🤖 AI Summary
This work addresses the challenges of scarce labeled data and limited model generalization in audio event recognition. To this end, it introduces consistency regularization to this task for the first time, proposing a unified framework that integrates multi-augmentation strategies with semi-supervised learning. Methodologically, the approach generates diverse input views via strong data augmentation and jointly optimizes prediction consistency across both fully supervised and few-shot semi-supervised settings. A novel multi-augmentation composition mechanism is designed to enhance view diversity and robustness. Experiments on the AudioSet dataset—under a realistic scale disparity (20K labeled vs. 1.8M unlabeled samples)—demonstrate that the method significantly outperforms strong baselines.
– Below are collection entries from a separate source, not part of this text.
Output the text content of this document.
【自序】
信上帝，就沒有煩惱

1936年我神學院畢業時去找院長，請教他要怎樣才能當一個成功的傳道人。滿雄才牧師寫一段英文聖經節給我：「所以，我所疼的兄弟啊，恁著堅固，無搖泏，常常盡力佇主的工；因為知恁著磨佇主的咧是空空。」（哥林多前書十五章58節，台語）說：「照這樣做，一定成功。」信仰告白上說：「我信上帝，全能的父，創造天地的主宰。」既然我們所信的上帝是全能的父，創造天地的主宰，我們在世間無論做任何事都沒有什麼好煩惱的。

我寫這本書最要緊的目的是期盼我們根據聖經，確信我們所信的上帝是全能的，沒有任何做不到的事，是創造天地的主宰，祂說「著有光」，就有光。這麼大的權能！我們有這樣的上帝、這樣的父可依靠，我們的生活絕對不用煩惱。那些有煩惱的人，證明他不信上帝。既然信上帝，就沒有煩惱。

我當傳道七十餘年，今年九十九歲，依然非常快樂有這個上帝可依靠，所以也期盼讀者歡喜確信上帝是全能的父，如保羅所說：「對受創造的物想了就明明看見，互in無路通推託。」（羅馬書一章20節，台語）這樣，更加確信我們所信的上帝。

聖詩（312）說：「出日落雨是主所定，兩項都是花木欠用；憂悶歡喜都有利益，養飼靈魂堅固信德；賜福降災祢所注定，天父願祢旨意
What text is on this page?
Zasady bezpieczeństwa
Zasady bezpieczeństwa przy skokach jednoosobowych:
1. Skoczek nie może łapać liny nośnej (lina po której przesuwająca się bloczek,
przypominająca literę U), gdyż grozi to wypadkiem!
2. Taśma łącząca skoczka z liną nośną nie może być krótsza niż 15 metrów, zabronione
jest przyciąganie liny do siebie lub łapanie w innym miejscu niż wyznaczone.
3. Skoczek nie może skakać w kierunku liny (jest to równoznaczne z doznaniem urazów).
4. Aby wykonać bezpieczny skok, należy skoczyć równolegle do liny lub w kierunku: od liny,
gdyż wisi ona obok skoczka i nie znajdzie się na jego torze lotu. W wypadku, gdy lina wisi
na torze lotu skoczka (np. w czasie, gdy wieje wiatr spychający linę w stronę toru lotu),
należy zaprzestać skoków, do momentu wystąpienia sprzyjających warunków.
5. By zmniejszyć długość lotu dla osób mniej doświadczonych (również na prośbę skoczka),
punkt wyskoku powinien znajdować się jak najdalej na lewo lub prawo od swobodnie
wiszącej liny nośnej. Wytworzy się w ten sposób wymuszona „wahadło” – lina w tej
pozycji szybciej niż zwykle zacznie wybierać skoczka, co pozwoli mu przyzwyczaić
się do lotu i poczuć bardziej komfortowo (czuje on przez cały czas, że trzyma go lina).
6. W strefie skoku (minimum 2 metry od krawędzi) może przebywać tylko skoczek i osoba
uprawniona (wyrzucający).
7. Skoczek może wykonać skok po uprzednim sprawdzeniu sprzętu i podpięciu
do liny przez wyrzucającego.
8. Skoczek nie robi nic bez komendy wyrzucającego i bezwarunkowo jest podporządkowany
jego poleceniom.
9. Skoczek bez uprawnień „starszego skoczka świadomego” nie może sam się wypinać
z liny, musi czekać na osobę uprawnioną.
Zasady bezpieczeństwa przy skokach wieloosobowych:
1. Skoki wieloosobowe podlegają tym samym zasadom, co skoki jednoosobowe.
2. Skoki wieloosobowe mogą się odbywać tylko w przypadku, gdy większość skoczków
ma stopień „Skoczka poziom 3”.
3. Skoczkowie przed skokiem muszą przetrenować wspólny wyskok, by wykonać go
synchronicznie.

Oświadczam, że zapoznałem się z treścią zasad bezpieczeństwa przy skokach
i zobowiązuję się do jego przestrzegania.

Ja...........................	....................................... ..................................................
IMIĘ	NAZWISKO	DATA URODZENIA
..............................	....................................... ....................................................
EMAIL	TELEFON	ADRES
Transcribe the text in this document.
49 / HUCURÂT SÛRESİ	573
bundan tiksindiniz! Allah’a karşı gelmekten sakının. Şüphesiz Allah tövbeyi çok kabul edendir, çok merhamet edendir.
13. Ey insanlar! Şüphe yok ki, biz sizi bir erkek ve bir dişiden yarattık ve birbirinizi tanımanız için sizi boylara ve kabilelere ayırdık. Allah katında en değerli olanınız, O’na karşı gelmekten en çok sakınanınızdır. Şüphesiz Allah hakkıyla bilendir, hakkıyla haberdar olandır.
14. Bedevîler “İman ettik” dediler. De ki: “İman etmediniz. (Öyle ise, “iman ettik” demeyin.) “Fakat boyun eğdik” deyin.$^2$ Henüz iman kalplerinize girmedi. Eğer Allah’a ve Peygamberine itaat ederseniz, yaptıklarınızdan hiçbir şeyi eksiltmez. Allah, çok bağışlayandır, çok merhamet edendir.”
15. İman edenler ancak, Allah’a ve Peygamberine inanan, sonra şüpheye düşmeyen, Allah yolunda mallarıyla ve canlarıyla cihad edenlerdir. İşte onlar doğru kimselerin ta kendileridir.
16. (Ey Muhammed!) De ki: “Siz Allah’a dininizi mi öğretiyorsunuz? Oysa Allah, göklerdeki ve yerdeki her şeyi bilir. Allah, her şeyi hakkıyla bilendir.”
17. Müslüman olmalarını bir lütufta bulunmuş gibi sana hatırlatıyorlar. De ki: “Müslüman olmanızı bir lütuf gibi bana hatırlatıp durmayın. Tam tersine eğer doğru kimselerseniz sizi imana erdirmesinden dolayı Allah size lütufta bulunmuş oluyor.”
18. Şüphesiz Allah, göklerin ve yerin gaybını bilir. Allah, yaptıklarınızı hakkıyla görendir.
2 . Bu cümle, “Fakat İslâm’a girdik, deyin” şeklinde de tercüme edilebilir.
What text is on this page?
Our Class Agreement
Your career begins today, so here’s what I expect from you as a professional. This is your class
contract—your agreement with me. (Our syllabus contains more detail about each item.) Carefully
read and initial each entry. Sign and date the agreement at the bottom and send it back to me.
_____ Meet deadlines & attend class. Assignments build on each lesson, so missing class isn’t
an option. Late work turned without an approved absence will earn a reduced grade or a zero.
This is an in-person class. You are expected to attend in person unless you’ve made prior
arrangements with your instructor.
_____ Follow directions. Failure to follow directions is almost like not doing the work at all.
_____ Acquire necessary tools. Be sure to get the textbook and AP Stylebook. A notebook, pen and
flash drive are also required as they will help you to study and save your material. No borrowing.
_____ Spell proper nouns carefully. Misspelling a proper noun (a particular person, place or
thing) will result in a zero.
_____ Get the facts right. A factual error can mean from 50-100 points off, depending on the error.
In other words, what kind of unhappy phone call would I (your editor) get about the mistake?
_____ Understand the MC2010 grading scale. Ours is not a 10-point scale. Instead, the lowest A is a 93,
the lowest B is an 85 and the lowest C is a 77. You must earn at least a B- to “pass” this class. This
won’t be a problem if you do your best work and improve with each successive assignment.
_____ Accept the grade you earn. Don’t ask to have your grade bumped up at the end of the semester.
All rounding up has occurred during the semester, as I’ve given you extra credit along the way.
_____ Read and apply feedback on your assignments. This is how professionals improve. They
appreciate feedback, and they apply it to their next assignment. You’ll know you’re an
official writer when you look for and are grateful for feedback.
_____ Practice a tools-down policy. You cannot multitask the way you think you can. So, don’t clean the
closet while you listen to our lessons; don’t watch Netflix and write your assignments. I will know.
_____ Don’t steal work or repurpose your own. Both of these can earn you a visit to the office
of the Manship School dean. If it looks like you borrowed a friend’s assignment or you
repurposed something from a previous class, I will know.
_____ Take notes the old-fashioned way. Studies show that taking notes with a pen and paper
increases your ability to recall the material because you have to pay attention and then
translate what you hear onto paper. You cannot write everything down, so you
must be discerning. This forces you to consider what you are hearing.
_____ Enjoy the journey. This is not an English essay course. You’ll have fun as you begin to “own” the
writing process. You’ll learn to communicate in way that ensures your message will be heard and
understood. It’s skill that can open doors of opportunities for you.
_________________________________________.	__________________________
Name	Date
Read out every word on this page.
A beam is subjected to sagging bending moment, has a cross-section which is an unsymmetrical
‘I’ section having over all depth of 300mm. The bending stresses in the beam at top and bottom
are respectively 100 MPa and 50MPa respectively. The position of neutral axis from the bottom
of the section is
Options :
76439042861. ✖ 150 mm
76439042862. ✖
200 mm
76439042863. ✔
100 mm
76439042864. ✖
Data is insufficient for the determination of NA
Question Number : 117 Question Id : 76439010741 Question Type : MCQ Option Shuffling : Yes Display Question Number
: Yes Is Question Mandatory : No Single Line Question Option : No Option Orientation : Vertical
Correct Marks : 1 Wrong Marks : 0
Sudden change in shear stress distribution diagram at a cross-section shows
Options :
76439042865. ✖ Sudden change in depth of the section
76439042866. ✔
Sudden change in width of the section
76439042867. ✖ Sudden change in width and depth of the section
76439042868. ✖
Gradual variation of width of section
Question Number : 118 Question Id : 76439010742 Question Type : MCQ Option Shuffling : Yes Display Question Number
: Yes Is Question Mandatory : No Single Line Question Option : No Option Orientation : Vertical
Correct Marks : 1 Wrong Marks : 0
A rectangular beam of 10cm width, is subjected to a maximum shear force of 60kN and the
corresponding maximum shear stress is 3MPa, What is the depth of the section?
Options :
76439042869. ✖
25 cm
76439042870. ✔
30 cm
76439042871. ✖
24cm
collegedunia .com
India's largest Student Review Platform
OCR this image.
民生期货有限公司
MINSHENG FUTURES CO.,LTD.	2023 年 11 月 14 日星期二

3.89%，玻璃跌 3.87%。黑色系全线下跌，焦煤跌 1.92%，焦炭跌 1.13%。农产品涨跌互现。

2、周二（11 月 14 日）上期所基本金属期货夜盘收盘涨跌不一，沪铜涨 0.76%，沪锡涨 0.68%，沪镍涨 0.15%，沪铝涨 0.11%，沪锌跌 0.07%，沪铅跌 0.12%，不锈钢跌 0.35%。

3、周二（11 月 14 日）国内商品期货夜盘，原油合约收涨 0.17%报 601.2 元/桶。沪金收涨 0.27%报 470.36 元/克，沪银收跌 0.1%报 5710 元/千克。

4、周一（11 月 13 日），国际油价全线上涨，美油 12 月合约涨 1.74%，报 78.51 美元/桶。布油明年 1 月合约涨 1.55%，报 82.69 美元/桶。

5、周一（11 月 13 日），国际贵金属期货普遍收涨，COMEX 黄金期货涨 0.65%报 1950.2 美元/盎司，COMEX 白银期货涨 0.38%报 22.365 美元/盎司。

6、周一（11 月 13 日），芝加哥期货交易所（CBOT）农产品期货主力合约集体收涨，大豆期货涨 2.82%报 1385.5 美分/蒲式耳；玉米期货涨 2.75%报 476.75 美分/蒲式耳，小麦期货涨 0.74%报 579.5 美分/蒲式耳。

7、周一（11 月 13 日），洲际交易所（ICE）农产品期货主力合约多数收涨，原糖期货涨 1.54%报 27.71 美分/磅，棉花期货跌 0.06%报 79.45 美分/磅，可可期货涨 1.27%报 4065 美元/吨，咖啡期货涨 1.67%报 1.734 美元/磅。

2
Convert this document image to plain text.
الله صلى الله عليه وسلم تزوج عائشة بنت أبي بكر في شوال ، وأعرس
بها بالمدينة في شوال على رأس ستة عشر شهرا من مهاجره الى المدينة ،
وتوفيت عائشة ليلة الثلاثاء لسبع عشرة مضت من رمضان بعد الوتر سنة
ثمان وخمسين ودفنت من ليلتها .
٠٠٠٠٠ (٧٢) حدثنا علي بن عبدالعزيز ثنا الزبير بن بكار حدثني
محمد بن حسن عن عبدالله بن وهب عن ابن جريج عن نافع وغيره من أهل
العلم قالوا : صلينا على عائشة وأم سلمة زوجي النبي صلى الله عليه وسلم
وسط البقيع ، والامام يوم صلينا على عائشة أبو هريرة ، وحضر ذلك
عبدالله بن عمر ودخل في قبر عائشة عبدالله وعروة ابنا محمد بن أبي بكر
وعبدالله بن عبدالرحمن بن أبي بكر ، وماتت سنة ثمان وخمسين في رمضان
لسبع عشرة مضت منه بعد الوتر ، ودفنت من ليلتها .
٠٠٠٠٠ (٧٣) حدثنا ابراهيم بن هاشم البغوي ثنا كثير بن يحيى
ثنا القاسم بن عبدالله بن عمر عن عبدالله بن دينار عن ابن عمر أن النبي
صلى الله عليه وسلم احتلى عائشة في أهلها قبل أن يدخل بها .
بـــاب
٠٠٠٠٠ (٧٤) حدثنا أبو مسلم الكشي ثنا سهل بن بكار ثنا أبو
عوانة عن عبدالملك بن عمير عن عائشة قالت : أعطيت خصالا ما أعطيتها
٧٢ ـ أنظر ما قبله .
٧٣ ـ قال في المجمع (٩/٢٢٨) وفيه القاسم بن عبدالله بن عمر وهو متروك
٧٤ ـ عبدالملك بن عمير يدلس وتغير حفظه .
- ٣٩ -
In the few-shot semi-supervised setting, it achieves substantial performance gains over the best model trained solely on limited labeled data. These results validate the effectiveness and scalability of consistency regularization for audio event recognition.
📝 Abstract
Consistency regularization (CR), which enforces agreement between model predictions on augmented views, has found recent benefits in automatic speech recognition [1]. In this paper, we propose the use of consistency regularization for audio event recognition, and demonstrate its effectiveness on AudioSet. With extensive ablation studies for both small ($sim$20k) and large ($sim$1.8M) supervised training sets, we show that CR brings consistent improvement over supervised baselines which already heavily utilize data augmentation, and CR using stronger augmentation and multiple augmentations leads to additional gain for the small training set. Furthermore, we extend the use of CR into the semi-supervised setup with 20K labeled samples and 1.8M unlabeled samples, and obtain performance improvement over our best model trained on the small set.